Spanish: impossible. I've done the campaign 3 times, and I'm dead long before turn 20 each time. the gauls send in 2 or 3 maximum size army and rape you. Have a nice day.

Mr. Juice
10-02-2004, 04:22
Good Sir DisruptorX,

Would you mind describing your Armenian phalanx tactic? What does the computer try to do to counter it?

Osbot
10-02-2004, 07:21
Im playing Seleucids atm. The AI has the right idea against my Phalanxes. Its actually funny. Usually im heavily outnumbered by eastern infantry, and they will just attack my flanks totally avoiding the center. I of course have totally adjusted to this tactic and I now have 2 to 4 units of Cataphracts on the wings waiting for this mad rush to my flanks. I imagine the AI attempts to get around that semi hedgehog by using archers if it has it and sending its infantry to the "flanks" it may have trouble finding the flanks in that setup however ;p

Ktonos
10-02-2004, 14:05
Greeks have archers..

DisruptorX
10-02-2004, 20:38
Good Sir DisruptorX,

Would you mind describing your Armenian phalanx tactic? What does the computer try to do to counter it?
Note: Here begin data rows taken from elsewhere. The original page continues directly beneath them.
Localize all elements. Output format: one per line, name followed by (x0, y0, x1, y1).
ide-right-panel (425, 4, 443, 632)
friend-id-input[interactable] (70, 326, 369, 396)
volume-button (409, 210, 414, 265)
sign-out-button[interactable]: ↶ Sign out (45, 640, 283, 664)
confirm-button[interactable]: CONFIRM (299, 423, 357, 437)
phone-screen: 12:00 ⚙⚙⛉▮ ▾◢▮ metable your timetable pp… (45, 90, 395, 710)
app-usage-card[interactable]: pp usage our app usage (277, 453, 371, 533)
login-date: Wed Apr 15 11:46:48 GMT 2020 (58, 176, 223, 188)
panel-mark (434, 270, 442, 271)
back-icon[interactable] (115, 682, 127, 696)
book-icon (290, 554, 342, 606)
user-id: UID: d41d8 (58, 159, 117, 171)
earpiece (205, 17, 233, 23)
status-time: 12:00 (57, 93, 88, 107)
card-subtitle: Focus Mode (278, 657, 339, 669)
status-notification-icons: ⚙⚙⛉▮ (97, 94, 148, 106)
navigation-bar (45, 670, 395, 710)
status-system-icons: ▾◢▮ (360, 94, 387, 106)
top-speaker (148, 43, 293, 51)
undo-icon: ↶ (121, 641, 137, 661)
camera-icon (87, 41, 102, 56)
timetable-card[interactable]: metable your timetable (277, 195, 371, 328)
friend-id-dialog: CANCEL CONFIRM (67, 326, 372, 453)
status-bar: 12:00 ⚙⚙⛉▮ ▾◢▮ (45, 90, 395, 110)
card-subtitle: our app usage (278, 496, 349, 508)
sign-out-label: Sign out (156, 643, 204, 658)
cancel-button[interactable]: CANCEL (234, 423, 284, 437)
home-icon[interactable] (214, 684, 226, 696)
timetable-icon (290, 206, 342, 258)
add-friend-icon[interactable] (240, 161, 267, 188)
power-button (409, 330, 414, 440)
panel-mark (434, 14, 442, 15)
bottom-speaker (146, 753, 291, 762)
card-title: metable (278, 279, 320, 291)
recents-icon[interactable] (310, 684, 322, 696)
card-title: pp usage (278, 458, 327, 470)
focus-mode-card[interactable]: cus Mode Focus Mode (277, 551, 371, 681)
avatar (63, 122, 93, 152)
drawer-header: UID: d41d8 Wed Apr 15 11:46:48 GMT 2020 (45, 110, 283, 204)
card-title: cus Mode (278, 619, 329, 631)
You computer will not launch a full out attack and therefore you can kill it piecemail. I have done a full circle before, and the computer didn't know what to do, not having a valid target confuses the computer and it sends maybe a couple of units at you at a time. The cat archers are what cause the damage with this formation, although the computer willl lose a unit or two to the phalanx wall itself.

As osbot mentioned, the AI tactic is "mad rush for the flanks". With no flanks, the AI appears to suddenly have no idea what to do, and most of its makes dumb moves, sits backs, or luanches a sucide attack.


Greeks have archers..
I never said they didn't......

They do not have horse archers. Archers aren't very usefull on the offensive, they are best for fighting seiges.

Mr. Juice
10-02-2004, 23:50
Ahhhh... I see now. Thanks.

metatron
10-03-2004, 02:08
Scipiones are fun. It takes a strong Navy, but if you can grab Carthage and Sicily, it's not that important. The open area makes for great Cav armies/battles.

Ktonos
10-03-2004, 02:28
Sorry man, I did not see the "horse" part in your post.

Playing as the Greeks but the lack of different units is frastrating indeed even if you can recruite Spartans.

The most fun factions must be the Egyptians and the Macedonians. Both have very special units wich are exciting to use.

hoof
10-03-2004, 10:41
If you want a challenge, try the British. While having a nearly invulnerable island production machine might sound nice, the British have two big problems: 1) They have no cavalry (all their cav units are chariots), 2) they have no archers (just slingers).

Usually I can deal with no cav or no archers, but not both. The problem is when facing an enemy who fields archers. Counter archer fire can solve that problem, as can cavalry, but with neither, you're pretty much resigned to being a pincushion. Fortunatly that doesn't matter during the early part of the campaign (the other barbarian factions don't have much in the way of missile troops either). But if the Roman troops start fielding archers, or you head east and run into the Parthians, you are going to be in big trouble.

The chariots suffer from a big problem in that they can't "mop up" very easily. While they can cause units to rout effectively, they cannot take advantage of that rout like cavalry can. They simply do not kill spread-out units quickly enough. I've seen some British chariot units spend 10 time-accelerated minutes trying to kill the last dozen or so men in a routing unit before. A simple unit of light cavalry can kill hundreds of fleeing enemy men in the same time.

Oh, and if you like playing on hard or worse battlefield AI, you will have to deal with the attack/defensive bonuses the AI gets in hand-to-hand combat. I did a bunch of tests, and on Hard, the AI gets a huge combat bonus (in controlled Hastati vs Hastati tests I saw the AI beat me 100% of the time with consistently 2/3 of their men left and about 5 of my men left). What this means is that you have to use flanking tactics to win, and w/o cavalry, this becomes a lot harder. Head-on fights simply won't work on Hard.

Thus, if anyone is able to win the big campaign (50 territories + rome) as the British, I'm going to be very impressed, even more impressed if they do it on Hard.